Mary McCarthy, pictured, was a great friend of Hannah Arendt. In fact, McCarthy was Arendt's literary executor. McCarthy also taught at Bard College, in upstate New York, which is where Arendt's husband taught, too. Recently, a former Bard student, Peter Maguire, used his blog, Sour Milk, to recall a class he took with McCarthy. In the blog posting, Maguire told how McCarthy had "cared about my education," and not about his "ego." Included in Maguire's blog posting was an excellent essay by McCarthy, "Useless Freedom." Just click here for Maguire's blog, and scroll to the end for McCarthy's essay, which is well worth reading.
The issue that McCarthy addressed in her essay was the justification (or not) of limitations on speech - and particularly speech which is disagreeable in various ways, and/or that injures people's feelings. McCarthy was a free speech absolutist. Not only is it impermissible, in her view, to try to censor or limit speech that may be "untrue," or that contains "microaggressions," it really wouldn't do, in her view, even to sanction that proverbial "shouting 'fire' in a crowded theater" example of the kind of speech that might, correctly, be forbidden.
I was reminded of McCarthy's essay, which I had read a few days earlier, when I saw another relatively recent blog posting - this one from someone more famous than Maguire. On March 15, 2022, Glen Greenwald wrote about a claim that former Congress Member Tulsi Gabbard was a "traitor." Greenwald, as you may remember, was instrumental in releasing materials that Edward Snowden stole from the CIA - materials showing that the United States government was spying on each and every person in the United States. Both Greenwald and Snowden have been called "traitors" by some. As Greenwald notes, the word is getting thrown around quite a lot, recently, by political partisans of all stripes. The intention, in using the "traitor" designation, is to shut down speech that the person making the "traitor" charge either disagrees with or finds inconvenient.
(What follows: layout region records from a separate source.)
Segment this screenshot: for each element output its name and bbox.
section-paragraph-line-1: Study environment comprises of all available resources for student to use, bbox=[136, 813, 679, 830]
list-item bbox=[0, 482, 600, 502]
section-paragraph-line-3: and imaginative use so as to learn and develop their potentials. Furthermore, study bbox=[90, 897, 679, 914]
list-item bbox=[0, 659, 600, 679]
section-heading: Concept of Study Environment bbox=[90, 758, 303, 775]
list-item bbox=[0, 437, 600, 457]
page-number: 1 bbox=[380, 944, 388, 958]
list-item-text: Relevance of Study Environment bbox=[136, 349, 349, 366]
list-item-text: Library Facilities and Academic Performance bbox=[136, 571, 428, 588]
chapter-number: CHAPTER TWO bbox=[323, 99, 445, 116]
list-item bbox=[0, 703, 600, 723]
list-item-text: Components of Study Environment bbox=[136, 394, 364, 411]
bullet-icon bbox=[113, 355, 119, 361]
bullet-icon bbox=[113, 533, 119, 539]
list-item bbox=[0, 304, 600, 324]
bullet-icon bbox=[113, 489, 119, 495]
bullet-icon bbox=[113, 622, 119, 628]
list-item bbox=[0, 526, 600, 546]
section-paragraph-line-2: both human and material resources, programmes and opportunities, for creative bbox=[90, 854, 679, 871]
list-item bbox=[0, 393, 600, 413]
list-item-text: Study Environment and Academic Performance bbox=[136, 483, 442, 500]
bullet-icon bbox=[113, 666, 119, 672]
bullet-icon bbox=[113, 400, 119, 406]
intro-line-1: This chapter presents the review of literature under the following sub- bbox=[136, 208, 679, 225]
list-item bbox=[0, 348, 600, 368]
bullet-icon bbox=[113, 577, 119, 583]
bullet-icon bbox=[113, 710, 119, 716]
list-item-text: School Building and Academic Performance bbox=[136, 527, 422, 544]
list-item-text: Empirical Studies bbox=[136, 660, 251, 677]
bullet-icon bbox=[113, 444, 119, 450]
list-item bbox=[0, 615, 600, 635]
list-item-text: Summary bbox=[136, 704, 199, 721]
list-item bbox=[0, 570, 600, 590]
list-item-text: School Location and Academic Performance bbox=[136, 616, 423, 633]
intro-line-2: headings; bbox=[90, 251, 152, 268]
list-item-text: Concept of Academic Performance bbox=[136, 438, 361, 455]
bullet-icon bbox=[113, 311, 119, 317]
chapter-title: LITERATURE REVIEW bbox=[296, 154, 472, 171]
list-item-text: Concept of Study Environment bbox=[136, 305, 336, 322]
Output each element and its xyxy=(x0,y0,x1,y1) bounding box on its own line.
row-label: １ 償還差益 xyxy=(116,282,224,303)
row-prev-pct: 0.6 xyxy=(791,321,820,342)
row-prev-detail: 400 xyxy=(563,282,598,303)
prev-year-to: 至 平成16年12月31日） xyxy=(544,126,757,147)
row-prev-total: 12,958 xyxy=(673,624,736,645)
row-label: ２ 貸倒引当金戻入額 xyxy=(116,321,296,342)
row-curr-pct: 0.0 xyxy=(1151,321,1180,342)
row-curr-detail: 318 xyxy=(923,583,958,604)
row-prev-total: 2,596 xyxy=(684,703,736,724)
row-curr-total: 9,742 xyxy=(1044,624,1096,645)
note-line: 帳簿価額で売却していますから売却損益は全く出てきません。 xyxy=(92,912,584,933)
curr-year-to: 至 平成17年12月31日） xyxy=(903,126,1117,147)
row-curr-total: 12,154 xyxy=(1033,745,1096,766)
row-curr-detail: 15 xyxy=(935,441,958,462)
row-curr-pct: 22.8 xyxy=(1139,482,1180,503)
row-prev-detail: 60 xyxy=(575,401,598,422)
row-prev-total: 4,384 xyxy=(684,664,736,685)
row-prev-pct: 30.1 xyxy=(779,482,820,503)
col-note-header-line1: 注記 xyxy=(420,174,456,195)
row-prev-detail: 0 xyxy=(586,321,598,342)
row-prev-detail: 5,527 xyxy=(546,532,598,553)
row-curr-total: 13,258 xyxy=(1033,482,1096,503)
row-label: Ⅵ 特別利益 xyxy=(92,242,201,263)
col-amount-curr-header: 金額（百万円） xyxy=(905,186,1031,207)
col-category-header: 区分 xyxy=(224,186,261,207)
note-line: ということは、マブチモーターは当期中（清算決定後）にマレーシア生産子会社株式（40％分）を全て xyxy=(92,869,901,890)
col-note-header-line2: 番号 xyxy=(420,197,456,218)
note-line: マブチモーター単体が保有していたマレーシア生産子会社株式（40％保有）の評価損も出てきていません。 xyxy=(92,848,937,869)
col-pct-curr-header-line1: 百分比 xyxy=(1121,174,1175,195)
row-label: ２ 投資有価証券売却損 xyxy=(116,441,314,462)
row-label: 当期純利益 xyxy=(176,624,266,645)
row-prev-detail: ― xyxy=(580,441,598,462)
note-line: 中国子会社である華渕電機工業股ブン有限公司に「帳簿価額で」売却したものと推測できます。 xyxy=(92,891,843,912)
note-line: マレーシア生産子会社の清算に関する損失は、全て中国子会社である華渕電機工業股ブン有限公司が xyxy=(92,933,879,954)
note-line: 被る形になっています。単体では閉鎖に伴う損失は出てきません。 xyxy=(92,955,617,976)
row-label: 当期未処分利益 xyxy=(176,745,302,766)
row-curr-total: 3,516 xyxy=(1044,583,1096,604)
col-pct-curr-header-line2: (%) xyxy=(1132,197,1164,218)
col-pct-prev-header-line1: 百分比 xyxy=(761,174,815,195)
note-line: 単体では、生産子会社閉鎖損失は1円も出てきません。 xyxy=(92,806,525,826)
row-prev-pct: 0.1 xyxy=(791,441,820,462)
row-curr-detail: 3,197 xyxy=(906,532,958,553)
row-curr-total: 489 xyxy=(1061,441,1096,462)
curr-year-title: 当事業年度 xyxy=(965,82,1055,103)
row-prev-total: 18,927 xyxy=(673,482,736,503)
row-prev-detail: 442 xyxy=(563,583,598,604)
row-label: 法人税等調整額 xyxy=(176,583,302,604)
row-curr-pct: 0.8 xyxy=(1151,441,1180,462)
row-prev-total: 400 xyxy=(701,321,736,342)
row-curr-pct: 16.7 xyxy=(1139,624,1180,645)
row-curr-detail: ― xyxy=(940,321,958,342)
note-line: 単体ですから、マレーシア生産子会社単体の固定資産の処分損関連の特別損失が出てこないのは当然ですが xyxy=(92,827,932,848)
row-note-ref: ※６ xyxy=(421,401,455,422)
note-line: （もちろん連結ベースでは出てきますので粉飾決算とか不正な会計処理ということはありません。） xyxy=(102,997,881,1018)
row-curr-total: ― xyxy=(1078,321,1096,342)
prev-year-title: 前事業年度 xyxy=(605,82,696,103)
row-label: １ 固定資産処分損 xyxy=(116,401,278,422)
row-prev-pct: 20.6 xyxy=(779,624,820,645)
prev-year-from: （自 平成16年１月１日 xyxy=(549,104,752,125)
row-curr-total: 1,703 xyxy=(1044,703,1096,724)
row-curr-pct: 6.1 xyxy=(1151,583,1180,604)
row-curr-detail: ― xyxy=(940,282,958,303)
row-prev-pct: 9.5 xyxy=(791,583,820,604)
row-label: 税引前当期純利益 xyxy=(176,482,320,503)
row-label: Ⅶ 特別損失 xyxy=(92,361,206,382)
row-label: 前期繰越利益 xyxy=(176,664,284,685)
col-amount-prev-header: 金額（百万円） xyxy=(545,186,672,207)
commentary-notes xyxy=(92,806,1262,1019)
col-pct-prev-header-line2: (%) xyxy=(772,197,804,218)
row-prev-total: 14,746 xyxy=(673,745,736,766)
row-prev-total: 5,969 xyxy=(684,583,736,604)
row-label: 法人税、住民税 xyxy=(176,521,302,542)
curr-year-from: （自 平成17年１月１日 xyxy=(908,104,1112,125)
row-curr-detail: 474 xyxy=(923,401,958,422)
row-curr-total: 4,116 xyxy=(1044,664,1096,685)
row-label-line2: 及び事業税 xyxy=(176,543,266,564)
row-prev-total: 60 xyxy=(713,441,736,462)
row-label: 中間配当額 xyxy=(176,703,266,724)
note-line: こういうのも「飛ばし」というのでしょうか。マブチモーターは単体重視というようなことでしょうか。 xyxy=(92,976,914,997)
I am with McCarthy on the First Amendment free speech question, and I concur with Greenwald that we need to stop using that "traitor" designation as a way to discourage or shut down speech with which we disagree. Greenwald has a very nice constitutional analysis of his own, provided below, noting specifically what the Constitution says about "treason."
The crime of "treason” is one of the gravest an American citizen can commit, if not the gravest. It is one of the few crimes other than murder for which execution is still a permissible punishment under both U.S. federal law and the laws of several states. The framers of the U.S. Constitution were so concerned about the temptation to abuse this term — by depicting political dissent as a criminalized betrayal of one's country — that they chose to define and limit how this crime could be applied by inserting this limiting paragraph into the Constitution itself; reflecting the gravity and temptation to abuse accusations of "treason,” it is the only crime they chose to define in the U.S. Constitution. Article III, Section 3 of the Constitution states:
Treason against the United States, shall consist only in levying War against them, or in adhering to their Enemies, giving them Aid and Comfort. No Person shall be convicted of Treason unless on the testimony of two Witnesses to the same overt Act, or on Confession in open Court.
Treason was the only crime to be explicitly defined and limited by the Founders because they sought “to guard against the historic use of treason prosecutions by repressive governments to silence otherwise legitimate political opposition.” In other words, the grave danger anticipated by the Founders was that "treason” would radically expand to include any criticisms of or opposition to official U.S. Government policy, activities they sought in the Bill of Rights to enshrine as an inviolable right of U.S. citizenship, not turn it into a capital crime.
My thought is that we need to continue to be committed to free speech (Mary McCarthy is right), and that we shouldn't call people "traitors" just because we disagree with them (Glen Greenwald is right).